A true film legend, Akira Kurosawa, will be celebrated for his 100-year anniversary by two Columbus theaters with a monthlong tribute to his creativity and his movies.

“He’s a filmmaker we’ve shown off over the years, but with his 100-year anniversary coming up and new print releases of his movies, we couldn’t let this moment go by,” said Chris Stults, a Wexner Center film curator.

The Wexner Center is collaborating with the South Campus Gateway Film Center to play six of Kurosawa’s films through the month of June.

Kurosawa is one of the great influential filmmakers in cinema history. The worlds he creates through his films are unlike scenes produced by other directors.

His movies have gathered a sustainable edge that makes audiences want to revisit the world he produces, Stults said.

Kurosawa introduced Japanese cinema to the rest of the world through several of his films, but the most recognized is “Rashomon.” The silent film won an Academy Award for best foreign film, but it also led the way for directors to tell a story in a multifaceted way.

“Rashomon” is one of Kurosawa’s films that will have a new restoration for his tribute.

Rashomon is now a word known globally because of the film. The word is recognized by Western directors as an innovative way to create depth to a story by using different viewpoints from the cast.

Another significantly notable film from Kurosawa is “Seven Samurai.” This film has inspired producers to create a remake with actor George Clooney, set to be released in 2011.

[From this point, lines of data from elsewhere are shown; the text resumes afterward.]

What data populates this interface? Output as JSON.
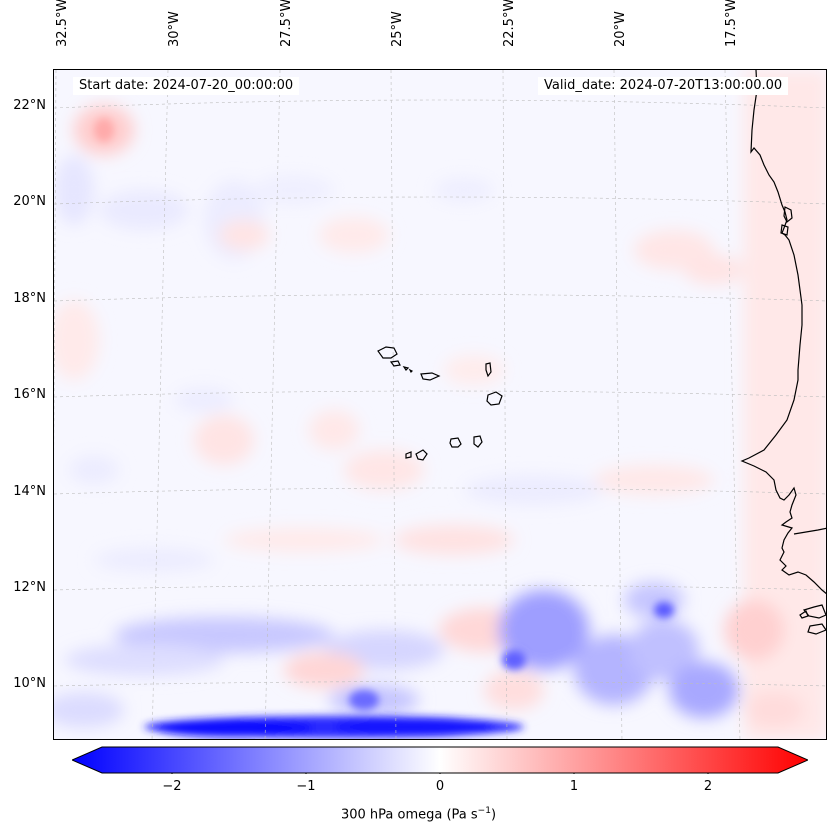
{
  "map": {
    "start_label": "Start date: 2024-07-20_00:00:00",
    "valid_label": "Valid_date: 2024-07-20T13:00:00.00",
    "lon_ticks": [
      "32.5°W",
      "30°W",
      "27.5°W",
      "25°W",
      "22.5°W",
      "20°W",
      "17.5°W"
    ],
    "lat_ticks": [
      "22°N",
      "20°N",
      "18°N",
      "16°N",
      "14°N",
      "12°N",
      "10°N"
    ],
    "region": "Cape Verde Islands and West African coast"
  },
  "colorbar": {
    "ticks": [
      "−2",
      "−1",
      "0",
      "1",
      "2"
    ],
    "label_main": "300 hPa omega (Pa s",
    "label_sup": "−1",
    "label_end": ")",
    "min": -2.5,
    "max": 2.5,
    "cmap": "bwr",
    "colors": {
      "low": "#0000ff",
      "mid": "#ffffff",
      "high": "#ff0000"
    }
  }
}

“‘Seven Samurai’ is one of those rare movies that creates a chain of influence. It incorporates action, adventure, sympathy and inspiration. It’s a movie that almost has to be seen in the theater to get the full experience,” Stults said.

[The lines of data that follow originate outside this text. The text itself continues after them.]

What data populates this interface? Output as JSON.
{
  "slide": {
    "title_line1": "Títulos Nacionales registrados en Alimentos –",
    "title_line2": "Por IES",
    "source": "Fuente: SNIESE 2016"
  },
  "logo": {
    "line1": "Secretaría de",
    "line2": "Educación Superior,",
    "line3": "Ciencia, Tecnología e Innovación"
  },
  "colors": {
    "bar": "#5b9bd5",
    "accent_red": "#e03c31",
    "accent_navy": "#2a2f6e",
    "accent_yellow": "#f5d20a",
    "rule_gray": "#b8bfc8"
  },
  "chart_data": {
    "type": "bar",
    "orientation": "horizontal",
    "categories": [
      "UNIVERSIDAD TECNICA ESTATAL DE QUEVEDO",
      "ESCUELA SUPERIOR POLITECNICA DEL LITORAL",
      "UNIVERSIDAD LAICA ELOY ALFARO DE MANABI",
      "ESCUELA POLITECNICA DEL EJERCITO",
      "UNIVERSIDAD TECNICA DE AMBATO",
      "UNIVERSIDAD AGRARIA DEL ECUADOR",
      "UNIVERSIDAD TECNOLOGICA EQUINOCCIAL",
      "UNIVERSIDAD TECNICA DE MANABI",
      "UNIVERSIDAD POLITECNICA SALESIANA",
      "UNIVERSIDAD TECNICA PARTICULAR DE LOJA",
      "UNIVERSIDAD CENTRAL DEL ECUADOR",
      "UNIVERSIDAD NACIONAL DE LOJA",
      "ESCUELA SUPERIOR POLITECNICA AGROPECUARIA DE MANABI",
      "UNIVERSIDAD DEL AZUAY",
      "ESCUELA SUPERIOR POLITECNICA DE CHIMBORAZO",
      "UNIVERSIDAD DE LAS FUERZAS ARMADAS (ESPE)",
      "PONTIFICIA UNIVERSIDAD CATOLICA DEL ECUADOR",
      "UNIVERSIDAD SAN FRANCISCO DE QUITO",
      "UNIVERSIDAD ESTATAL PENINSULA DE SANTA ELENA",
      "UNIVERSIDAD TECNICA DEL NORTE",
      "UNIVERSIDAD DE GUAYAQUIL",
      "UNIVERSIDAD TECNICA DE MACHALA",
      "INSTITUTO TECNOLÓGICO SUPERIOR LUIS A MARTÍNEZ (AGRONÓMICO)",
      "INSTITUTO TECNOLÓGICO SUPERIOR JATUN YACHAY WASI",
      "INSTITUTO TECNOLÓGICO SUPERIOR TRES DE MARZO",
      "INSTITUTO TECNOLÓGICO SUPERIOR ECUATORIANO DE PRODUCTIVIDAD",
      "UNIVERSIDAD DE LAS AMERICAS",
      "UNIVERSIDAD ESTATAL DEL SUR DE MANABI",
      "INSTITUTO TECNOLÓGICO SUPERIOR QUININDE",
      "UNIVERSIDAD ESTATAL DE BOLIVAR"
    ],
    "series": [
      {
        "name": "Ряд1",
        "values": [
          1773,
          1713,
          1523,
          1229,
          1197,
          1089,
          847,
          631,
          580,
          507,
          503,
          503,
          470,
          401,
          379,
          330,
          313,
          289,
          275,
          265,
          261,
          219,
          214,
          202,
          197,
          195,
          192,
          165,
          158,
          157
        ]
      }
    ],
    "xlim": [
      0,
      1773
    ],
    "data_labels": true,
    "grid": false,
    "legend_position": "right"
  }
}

“Seven Samurai” is set to have a larger audience than most of the shows because unlike the rest of the films, it will be previewed for a week instead of one premier.

Unless Ohio State students are staying in the Columbus area for the summer, most students will be going home until Autumn Quarter. The Wexner Center has recognized this, which is why it chose to set the tribute during the summer. Kurosawa’s films appeal to a more general audience, so the community will be able to experience the film series as well.

“Since the Wexner opened in 1987, we’ve always held a summer film series,” Stults said. “Students leaving for the summer is something we’re aware of when doing a large film series, but these films are theoretically relevant to a more general audience. We’re not particularly concerned.

The tribute kicked off Thursday with the film “Stray Dog” followed by “Sanshiro Sugata.”

The tentative schedule for the rest of the viewings are posted on the Wexner Center’s website. It is one of several movie series taking place at the Wexner Center this summer.